2. Strategic Updates and Business Highlights
- Acquisitions: Completed the acquisition of Xdot Bearing Technologies and FlackTek, enhancing Graham's capabilities in high-speed rotating machinery and advanced mixing technologies, respectively.
- Defense Sector: Strong performance driven by project milestones and growth in defense-related sales, which now constitute approximately 85% of the backlog.
- Facility Investments: Completed significant expansions, including a new Navy manufacturing facility and renovations to the Arvada, Colorado assembly and test facility.
- Organic Growth Initiatives: Continued investments in automation and AI tools to enhance operational efficiency and customer service.

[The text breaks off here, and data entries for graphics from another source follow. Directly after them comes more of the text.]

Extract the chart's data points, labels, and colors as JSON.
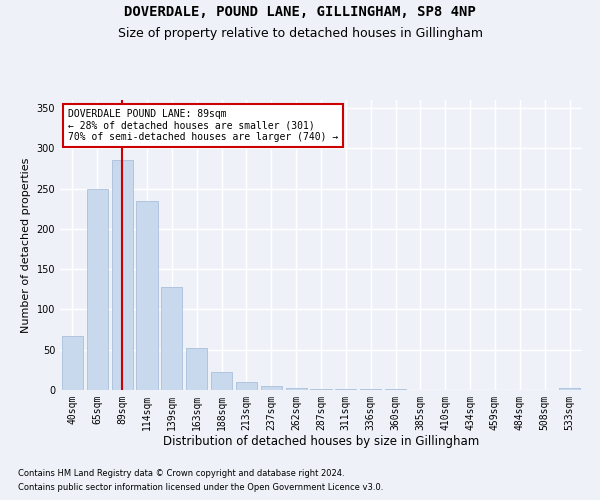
{
  "title": "DOVERDALE, POUND LANE, GILLINGHAM, SP8 4NP",
  "subtitle": "Size of property relative to detached houses in Gillingham",
  "xlabel": "Distribution of detached houses by size in Gillingham",
  "ylabel": "Number of detached properties",
  "categories": [
    "40sqm",
    "65sqm",
    "89sqm",
    "114sqm",
    "139sqm",
    "163sqm",
    "188sqm",
    "213sqm",
    "237sqm",
    "262sqm",
    "287sqm",
    "311sqm",
    "336sqm",
    "360sqm",
    "385sqm",
    "410sqm",
    "434sqm",
    "459sqm",
    "484sqm",
    "508sqm",
    "533sqm"
  ],
  "values": [
    67,
    250,
    285,
    235,
    128,
    52,
    22,
    10,
    5,
    2,
    1,
    1,
    1,
    1,
    0,
    0,
    0,
    0,
    0,
    0,
    3
  ],
  "bar_color": "#c9d9ed",
  "bar_edge_color": "#a0b8d8",
  "vline_x": 2,
  "vline_color": "#cc0000",
  "ylim": [
    0,
    360
  ],
  "yticks": [
    0,
    50,
    100,
    150,
    200,
    250,
    300,
    350
  ],
  "annotation_title": "DOVERDALE POUND LANE: 89sqm",
  "annotation_line1": "← 28% of detached houses are smaller (301)",
  "annotation_line2": "70% of semi-detached houses are larger (740) →",
  "footnote1": "Contains HM Land Registry data © Crown copyright and database right 2024.",
  "footnote2": "Contains public sector information licensed under the Open Government Licence v3.0.",
  "background_color": "#eef2f8",
  "plot_bg_color": "#eef2f8",
  "grid_color": "#ffffff",
  "title_fontsize": 10,
  "subtitle_fontsize": 9,
  "xlabel_fontsize": 8.5,
  "ylabel_fontsize": 8,
  "tick_fontsize": 7,
  "footnote_fontsize": 6
}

3. Forward Guidance and Outlook
- Fiscal 2026 Guidance: Increased revenue guidance to $233 million to $239 million and adjusted EBITDA guidance to $24 million to $28 million, reflecting expected increases of 12% and 16%, respectively.

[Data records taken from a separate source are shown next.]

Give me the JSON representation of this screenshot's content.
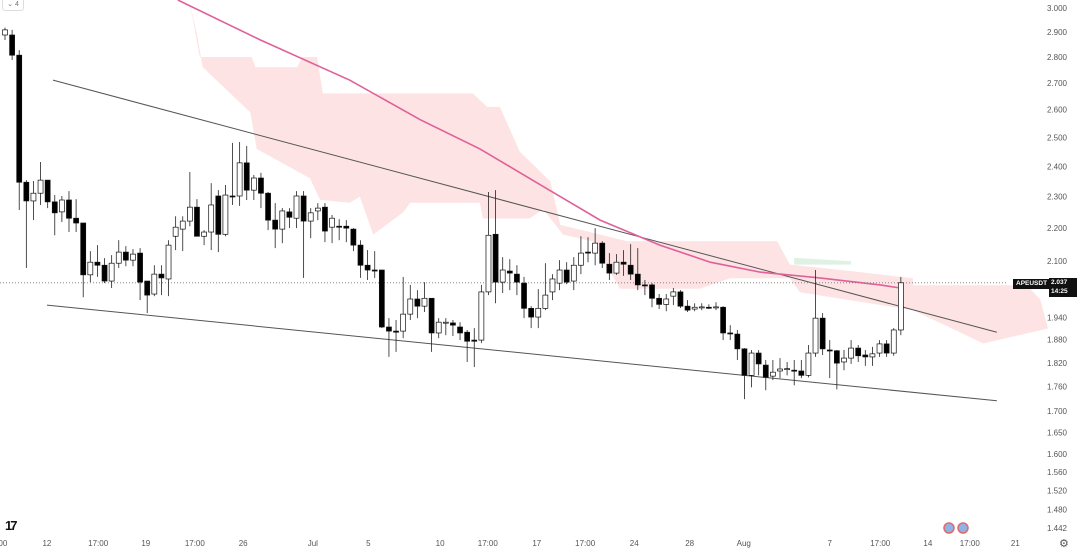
{
  "toolbar": {
    "collapse_label": "⌄ 4"
  },
  "symbol": "APEUSDT",
  "last_price": "2.037",
  "countdown": "14:25",
  "colors": {
    "up_body": "#ffffff",
    "down_body": "#000000",
    "wick": "#222222",
    "ma": "#e0609a",
    "cloud_bear": "#fde3e3",
    "cloud_bull": "#dff1e3",
    "trendline": "#555555"
  },
  "chart_data": {
    "type": "candlestick",
    "title": "",
    "y_scale": "log",
    "y_range": [
      1.442,
      3.0
    ],
    "x_unit": "bar index",
    "y_ticks": [
      "3.000",
      "2.900",
      "2.800",
      "2.700",
      "2.600",
      "2.500",
      "2.400",
      "2.300",
      "2.200",
      "2.100",
      "1.940",
      "1.880",
      "1.820",
      "1.760",
      "1.700",
      "1.650",
      "1.600",
      "1.560",
      "1.520",
      "1.480",
      "1.442"
    ],
    "x_ticks": [
      {
        "label": "00",
        "bar": -0.3
      },
      {
        "label": "12",
        "bar": 5.9
      },
      {
        "label": "17:00",
        "bar": 13.1
      },
      {
        "label": "19",
        "bar": 19.8
      },
      {
        "label": "17:00",
        "bar": 26.7
      },
      {
        "label": "26",
        "bar": 33.5
      },
      {
        "label": "Jul",
        "bar": 43.3
      },
      {
        "label": "5",
        "bar": 51.1
      },
      {
        "label": "10",
        "bar": 61.2
      },
      {
        "label": "17:00",
        "bar": 67.9
      },
      {
        "label": "17",
        "bar": 74.8
      },
      {
        "label": "17:00",
        "bar": 81.6
      },
      {
        "label": "24",
        "bar": 88.5
      },
      {
        "label": "28",
        "bar": 96.3
      },
      {
        "label": "Aug",
        "bar": 103.9
      },
      {
        "label": "7",
        "bar": 116.0
      },
      {
        "label": "17:00",
        "bar": 123.1
      },
      {
        "label": "14",
        "bar": 129.8
      },
      {
        "label": "17:00",
        "bar": 135.7
      },
      {
        "label": "21",
        "bar": 142.1
      }
    ],
    "candles_ohlc": [
      [
        2.888,
        2.918,
        2.868,
        2.909
      ],
      [
        2.888,
        2.909,
        2.788,
        2.807
      ],
      [
        2.807,
        2.827,
        2.257,
        2.347
      ],
      [
        2.347,
        2.354,
        2.08,
        2.286
      ],
      [
        2.286,
        2.351,
        2.225,
        2.311
      ],
      [
        2.311,
        2.415,
        2.273,
        2.354
      ],
      [
        2.354,
        2.354,
        2.263,
        2.283
      ],
      [
        2.283,
        2.305,
        2.178,
        2.248
      ],
      [
        2.251,
        2.302,
        2.219,
        2.289
      ],
      [
        2.289,
        2.318,
        2.188,
        2.231
      ],
      [
        2.231,
        2.292,
        2.188,
        2.216
      ],
      [
        2.216,
        2.216,
        1.996,
        2.06
      ],
      [
        2.06,
        2.13,
        2.039,
        2.097
      ],
      [
        2.097,
        2.148,
        2.054,
        2.088
      ],
      [
        2.088,
        2.109,
        2.036,
        2.042
      ],
      [
        2.042,
        2.118,
        2.022,
        2.094
      ],
      [
        2.094,
        2.163,
        2.08,
        2.127
      ],
      [
        2.127,
        2.145,
        2.085,
        2.103
      ],
      [
        2.103,
        2.136,
        2.085,
        2.121
      ],
      [
        2.124,
        2.139,
        1.988,
        2.039
      ],
      [
        2.042,
        2.042,
        1.952,
        2.002
      ],
      [
        2.005,
        2.088,
        1.999,
        2.062
      ],
      [
        2.062,
        2.088,
        2.002,
        2.051
      ],
      [
        2.048,
        2.163,
        1.999,
        2.148
      ],
      [
        2.175,
        2.237,
        2.133,
        2.203
      ],
      [
        2.197,
        2.237,
        2.13,
        2.222
      ],
      [
        2.222,
        2.381,
        2.206,
        2.266
      ],
      [
        2.266,
        2.292,
        2.175,
        2.175
      ],
      [
        2.175,
        2.194,
        2.148,
        2.188
      ],
      [
        2.188,
        2.344,
        2.133,
        2.273
      ],
      [
        2.302,
        2.321,
        2.127,
        2.181
      ],
      [
        2.181,
        2.338,
        2.175,
        2.305
      ],
      [
        2.302,
        2.481,
        2.273,
        2.299
      ],
      [
        2.302,
        2.484,
        2.27,
        2.412
      ],
      [
        2.412,
        2.47,
        2.289,
        2.321
      ],
      [
        2.321,
        2.371,
        2.289,
        2.361
      ],
      [
        2.361,
        2.378,
        2.263,
        2.311
      ],
      [
        2.311,
        2.315,
        2.194,
        2.225
      ],
      [
        2.225,
        2.279,
        2.139,
        2.197
      ],
      [
        2.197,
        2.263,
        2.154,
        2.254
      ],
      [
        2.251,
        2.263,
        2.2,
        2.234
      ],
      [
        2.231,
        2.318,
        2.2,
        2.302
      ],
      [
        2.302,
        2.318,
        2.051,
        2.222
      ],
      [
        2.222,
        2.263,
        2.169,
        2.248
      ],
      [
        2.254,
        2.279,
        2.225,
        2.263
      ],
      [
        2.266,
        2.279,
        2.157,
        2.191
      ],
      [
        2.203,
        2.241,
        2.154,
        2.231
      ],
      [
        2.206,
        2.228,
        2.163,
        2.203
      ],
      [
        2.206,
        2.225,
        2.157,
        2.2
      ],
      [
        2.197,
        2.2,
        2.13,
        2.148
      ],
      [
        2.148,
        2.163,
        2.051,
        2.088
      ],
      [
        2.088,
        2.133,
        2.045,
        2.074
      ],
      [
        2.074,
        2.13,
        2.051,
        2.071
      ],
      [
        2.074,
        2.074,
        1.911,
        1.914
      ],
      [
        1.914,
        1.938,
        1.835,
        1.903
      ],
      [
        1.903,
        1.933,
        1.848,
        1.9
      ],
      [
        1.903,
        2.054,
        1.884,
        1.949
      ],
      [
        1.949,
        2.031,
        1.933,
        1.991
      ],
      [
        1.991,
        2.016,
        1.938,
        1.971
      ],
      [
        1.971,
        2.039,
        1.955,
        1.993
      ],
      [
        1.993,
        1.993,
        1.848,
        1.898
      ],
      [
        1.898,
        1.938,
        1.884,
        1.927
      ],
      [
        1.925,
        1.938,
        1.892,
        1.927
      ],
      [
        1.925,
        1.933,
        1.89,
        1.919
      ],
      [
        1.914,
        1.927,
        1.879,
        1.898
      ],
      [
        1.9,
        1.906,
        1.822,
        1.876
      ],
      [
        1.879,
        1.911,
        1.809,
        1.876
      ],
      [
        1.879,
        2.031,
        1.871,
        2.011
      ],
      [
        2.011,
        2.315,
        2.002,
        2.178
      ],
      [
        2.181,
        2.321,
        1.979,
        2.039
      ],
      [
        2.039,
        2.112,
        2.008,
        2.074
      ],
      [
        2.071,
        2.106,
        2.016,
        2.065
      ],
      [
        2.062,
        2.088,
        2.002,
        2.039
      ],
      [
        2.036,
        2.054,
        1.938,
        1.965
      ],
      [
        1.965,
        1.971,
        1.911,
        1.941
      ],
      [
        1.941,
        2.019,
        1.911,
        1.965
      ],
      [
        1.965,
        2.094,
        1.96,
        2.002
      ],
      [
        2.011,
        2.062,
        1.988,
        2.048
      ],
      [
        2.036,
        2.103,
        2.016,
        2.074
      ],
      [
        2.074,
        2.097,
        2.033,
        2.039
      ],
      [
        2.042,
        2.112,
        2.016,
        2.088
      ],
      [
        2.088,
        2.175,
        2.062,
        2.124
      ],
      [
        2.127,
        2.172,
        2.097,
        2.124
      ],
      [
        2.124,
        2.2,
        2.088,
        2.154
      ],
      [
        2.154,
        2.16,
        2.08,
        2.094
      ],
      [
        2.091,
        2.124,
        2.045,
        2.065
      ],
      [
        2.065,
        2.121,
        2.06,
        2.097
      ],
      [
        2.097,
        2.133,
        2.057,
        2.091
      ],
      [
        2.088,
        2.151,
        2.045,
        2.062
      ],
      [
        2.062,
        2.139,
        2.016,
        2.031
      ],
      [
        2.031,
        2.045,
        2.002,
        2.028
      ],
      [
        2.031,
        2.036,
        1.968,
        1.993
      ],
      [
        1.993,
        2.005,
        1.963,
        1.976
      ],
      [
        1.976,
        2.005,
        1.957,
        1.991
      ],
      [
        1.999,
        2.022,
        1.974,
        2.011
      ],
      [
        2.011,
        2.016,
        1.966,
        1.971
      ],
      [
        1.971,
        1.988,
        1.955,
        1.96
      ],
      [
        1.963,
        1.979,
        1.957,
        1.968
      ],
      [
        1.968,
        1.979,
        1.96,
        1.969
      ],
      [
        1.968,
        1.976,
        1.963,
        1.967
      ],
      [
        1.968,
        1.982,
        1.96,
        1.969
      ],
      [
        1.968,
        1.971,
        1.879,
        1.898
      ],
      [
        1.898,
        1.919,
        1.879,
        1.897
      ],
      [
        1.895,
        1.906,
        1.827,
        1.856
      ],
      [
        1.856,
        1.858,
        1.729,
        1.788
      ],
      [
        1.788,
        1.853,
        1.758,
        1.845
      ],
      [
        1.845,
        1.853,
        1.788,
        1.817
      ],
      [
        1.814,
        1.827,
        1.751,
        1.783
      ],
      [
        1.786,
        1.827,
        1.776,
        1.796
      ],
      [
        1.799,
        1.832,
        1.781,
        1.804
      ],
      [
        1.804,
        1.822,
        1.788,
        1.805
      ],
      [
        1.801,
        1.827,
        1.763,
        1.799
      ],
      [
        1.799,
        1.827,
        1.781,
        1.788
      ],
      [
        1.788,
        1.866,
        1.783,
        1.845
      ],
      [
        1.845,
        2.074,
        1.835,
        1.938
      ],
      [
        1.938,
        1.952,
        1.84,
        1.856
      ],
      [
        1.853,
        1.879,
        1.781,
        1.851
      ],
      [
        1.851,
        1.853,
        1.753,
        1.819
      ],
      [
        1.822,
        1.853,
        1.801,
        1.832
      ],
      [
        1.832,
        1.879,
        1.817,
        1.858
      ],
      [
        1.858,
        1.866,
        1.822,
        1.838
      ],
      [
        1.84,
        1.853,
        1.812,
        1.835
      ],
      [
        1.835,
        1.861,
        1.812,
        1.843
      ],
      [
        1.845,
        1.879,
        1.835,
        1.869
      ],
      [
        1.869,
        1.879,
        1.835,
        1.845
      ],
      [
        1.845,
        1.911,
        1.838,
        1.906
      ],
      [
        1.906,
        2.054,
        1.892,
        2.037
      ]
    ],
    "moving_average": [
      [
        24.3,
        3.034
      ],
      [
        35.9,
        2.868
      ],
      [
        48.5,
        2.71
      ],
      [
        58.4,
        2.563
      ],
      [
        66.8,
        2.46
      ],
      [
        75.2,
        2.34
      ],
      [
        83.7,
        2.225
      ],
      [
        92.1,
        2.148
      ],
      [
        99.2,
        2.097
      ],
      [
        106.2,
        2.068
      ],
      [
        114.6,
        2.051
      ],
      [
        123.1,
        2.031
      ],
      [
        125.9,
        2.022
      ]
    ],
    "trendlines": [
      {
        "name": "upper",
        "from": [
          6.75,
          2.71
        ],
        "to": [
          139.5,
          1.9
        ]
      },
      {
        "name": "lower",
        "from": [
          5.9,
          1.974
        ],
        "to": [
          139.5,
          1.725
        ]
      }
    ],
    "cloud_bear": [
      [
        26.0,
        3.02
      ],
      [
        27.4,
        2.8
      ],
      [
        34.7,
        2.8
      ],
      [
        35.2,
        2.76
      ],
      [
        41.1,
        2.76
      ],
      [
        41.8,
        2.8
      ],
      [
        43.9,
        2.8
      ],
      [
        44.7,
        2.66
      ],
      [
        65.8,
        2.66
      ],
      [
        67.8,
        2.61
      ],
      [
        69.6,
        2.61
      ],
      [
        72.4,
        2.45
      ],
      [
        76.7,
        2.35
      ],
      [
        78.1,
        2.21
      ],
      [
        87.5,
        2.16
      ],
      [
        108.6,
        2.16
      ],
      [
        110.4,
        2.09
      ],
      [
        119.3,
        2.07
      ],
      [
        127.7,
        2.05
      ],
      [
        127.7,
        2.03
      ],
      [
        143.7,
        2.03
      ],
      [
        145.6,
        1.99
      ],
      [
        146.7,
        1.91
      ],
      [
        137.6,
        1.87
      ],
      [
        134.3,
        1.9
      ],
      [
        127.7,
        1.96
      ],
      [
        111.8,
        2.01
      ],
      [
        110.4,
        2.05
      ],
      [
        102.0,
        2.05
      ],
      [
        97.7,
        2.02
      ],
      [
        86.5,
        2.02
      ],
      [
        82.7,
        2.16
      ],
      [
        78.5,
        2.18
      ],
      [
        75.7,
        2.26
      ],
      [
        73.8,
        2.23
      ],
      [
        67.2,
        2.23
      ],
      [
        66.8,
        2.28
      ],
      [
        57.0,
        2.28
      ],
      [
        56.0,
        2.25
      ],
      [
        51.8,
        2.18
      ],
      [
        49.9,
        2.3
      ],
      [
        48.5,
        2.28
      ],
      [
        44.3,
        2.29
      ],
      [
        42.9,
        2.36
      ],
      [
        35.4,
        2.46
      ],
      [
        34.5,
        2.59
      ],
      [
        27.8,
        2.76
      ],
      [
        27.0,
        2.89
      ]
    ],
    "cloud_bull": [
      [
        111.0,
        2.11
      ],
      [
        119.0,
        2.1
      ],
      [
        119.0,
        2.09
      ],
      [
        111.0,
        2.09
      ]
    ],
    "last_price_line": 2.037
  }
}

- Long-Term Growth Target: Aiming for 8% to 10% organic revenue growth and low to mid-teen adjusted EBITDA margins by fiscal 2027.
4. Bad News, Challenges, or Points of Concern
- Gross Margin Pressure: Experienced a decline in gross margin due to a higher mix of lower-margin material receipts and the absence of prior year grants.
- Market Conditions: Noted some slowing in large CapEx purchases in the energy sector due to lower oil prices and macroeconomic uncertainties.
- Tariff Impact: Estimated tariff impacts of $1 million to $1.5 million for the full year, with ongoing sourcing challenges.
5. Notable Q&A Insights
- Defense Demand: Management expressed confidence in defense sector growth, citing ongoing investments and capacity expansions to meet increasing demand.
- M&A Strategy: Future acquisitions will focus on enhancing existing platforms rather than diversifying into new areas immediately, with potential for future expansions based on existing business units.
- Material Receipts: Management clarified that material receipts are tied to existing orders and expect normalization in future quarters.
- Testing Facilities: The new testing facilities are currently focused on fulfilling existing contracts, with healthy pipeline activity for future opportunities.
Overall, Graham Corporation reported strong financial results and strategic advancements, particularly in the defense sector, while navigating challenges related to market conditions and gross margin pressures. The company remains optimistic about future growth driven by its acquisitions and ongoing investments in operational capabilities.